Saturday, December 14, 2013

The Storm

“If you are frightened Leech-ni-monti*, you are welcome to hide in the baggage with the rat,” Prudence called to Kurga.  She had to shout because the wind had risen to such a pitch, they were no longer ‘before’ it but getting dragged along by it as it rushed past.  The boat, heeled over at a crazy angle, wobbling and wiggling through the sand as it tottered on only one skid at times, threatened to throw anything not tied down overboard where it would so quickly fall behind and be buried by the sand that Prudence had made it very clear she would not even attempt to stop and recover anything or anyone so unlucky.

“I’m fine,” he said, though he never turned his head from straight forward and it was doubtful she heard him with his headscarf wrapped so firmly around his face and neck. 

‘Even through his robes, goggles and scarves, he looks sick,” Ch’Voga thought, ‘I’m glad he’s on the down-slope side of the boat.’  Ch’Voga looked up-slope, to the port side outrigger where Prudence sat, hanging by the lines and leaning as far back as she could to counter the boat’s desire to capsize.  He caught her eye and motioned to come out to her.  She shrugged.  He stood and worked his way out, careful but not overly so.

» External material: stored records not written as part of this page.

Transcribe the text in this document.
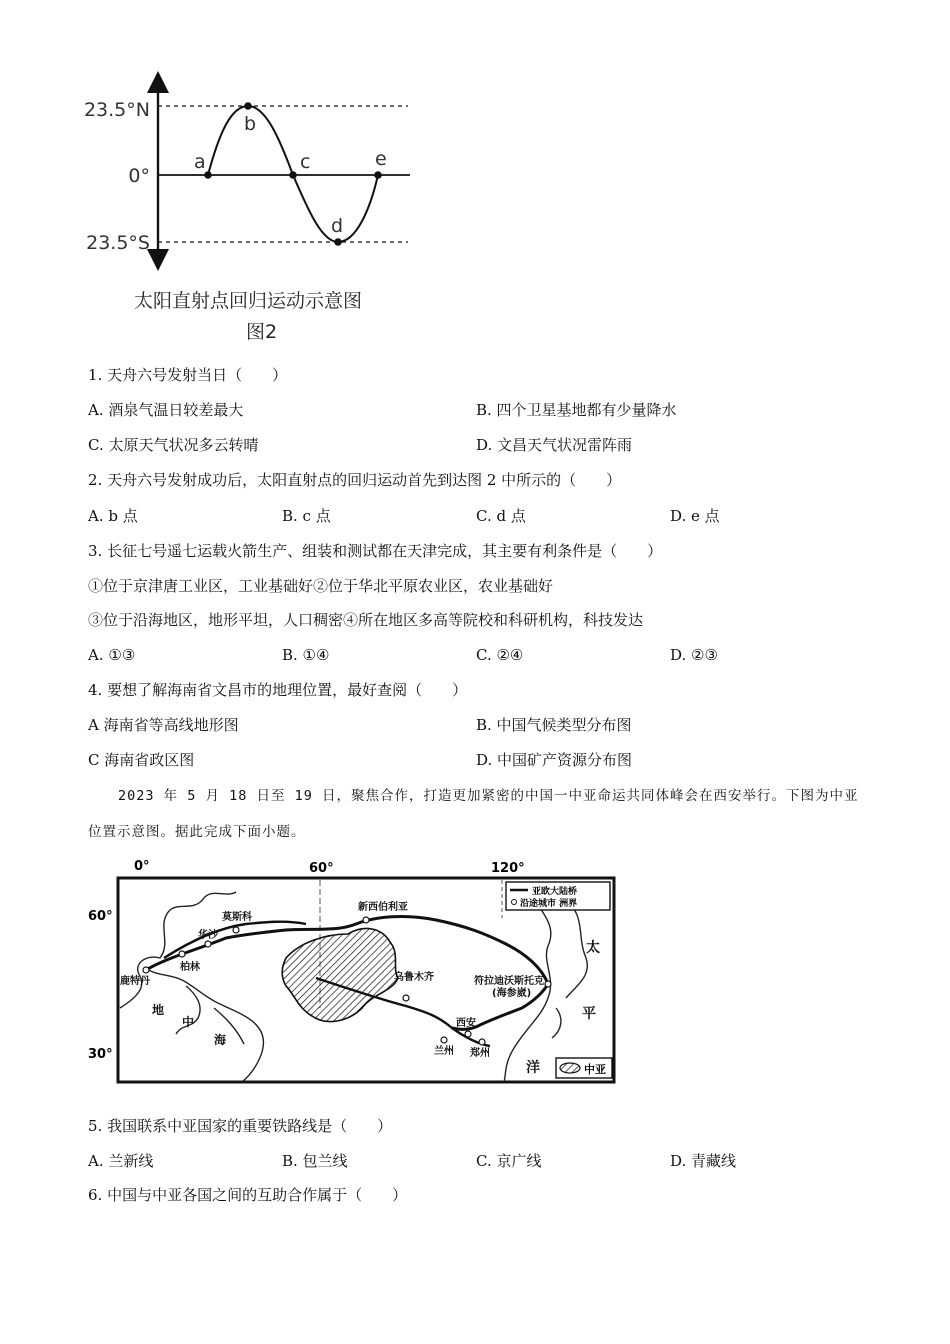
23.5°N
0°
23.5°S
a
b
c
d
e
太阳直射点回归运动示意图
图2
1. 天舟六号发射当日（　　）
A. 酒泉气温日较差最大	B. 四个卫星基地都有少量降水
C. 太原天气状况多云转晴	D. 文昌天气状况雷阵雨
2. 天舟六号发射成功后，太阳直射点的回归运动首先到达图 2 中所示的（　　）
A. b 点	B. c 点	C. d 点	D. e 点
3. 长征七号遥七运载火箭生产、组装和测试都在天津完成，其主要有利条件是（　　）
①位于京津唐工业区，工业基础好②位于华北平原农业区，农业基础好
③位于沿海地区，地形平坦，人口稠密④所在地区多高等院校和科研机构，科技发达
A. ①③	B. ①④	C. ②④	D. ②③
4. 要想了解海南省文昌市的地理位置，最好查阅（　　）
A 海南省等高线地形图	B. 中国气候类型分布图
C 海南省政区图	D. 中国矿产资源分布图
2023 年 5 月 18 日至 19 日，聚焦合作，打造更加紧密的中国一中亚命运共同体峰会在西安举行。下图为中亚位置示意图。据此完成下面小题。
0°	60°	120°
60°
30°
鹿特丹
柏林
华沙
莫斯科
新西伯利亚
乌鲁木齐	符拉迪沃斯托克
(海参崴)
西安
兰州 郑州
地
中
海
太
平
洋
亚欧大陆桥
沿途城市 洲界
中亚
5. 我国联系中亚国家的重要铁路线是（　　）
A. 兰新线	B. 包兰线	C. 京广线	D. 青藏线
6. 中国与中亚各国之间的互助合作属于（　　）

“You seem at ease, given our circumstances,” she remarked when he had sat down beside her on what would normally be the side of the skid, if the boat were sitting level.  He couldn’t see the ground side of the boat, it was just a blur of flying debris but his mind told him he was some forty feet in the air, perched with no more concern than a bird upon a tree branch, his feet dangling in space.  “Have you some divine assurance, holy man?”

“No.  Nothing divine.  A demonic urge to throw myself overboard perhaps.  Prudence, I want to apologize for all the trouble I have caused you.  I have been a fool.”

“Yes you have but you have always been.  I expect nothing less from you.  So it is my own fault for underestimating how much you had grown.”

“Your compassion, as usual, moves one to tears and stirs the emotion.”  He lapsed silent.  After a time he said, “Your friend, Jacques, he seems to care about you very much.”

“Is that a question?  Are you surprised someone does?”

“He seemed concerned for your safety and that you might not head for shelter.”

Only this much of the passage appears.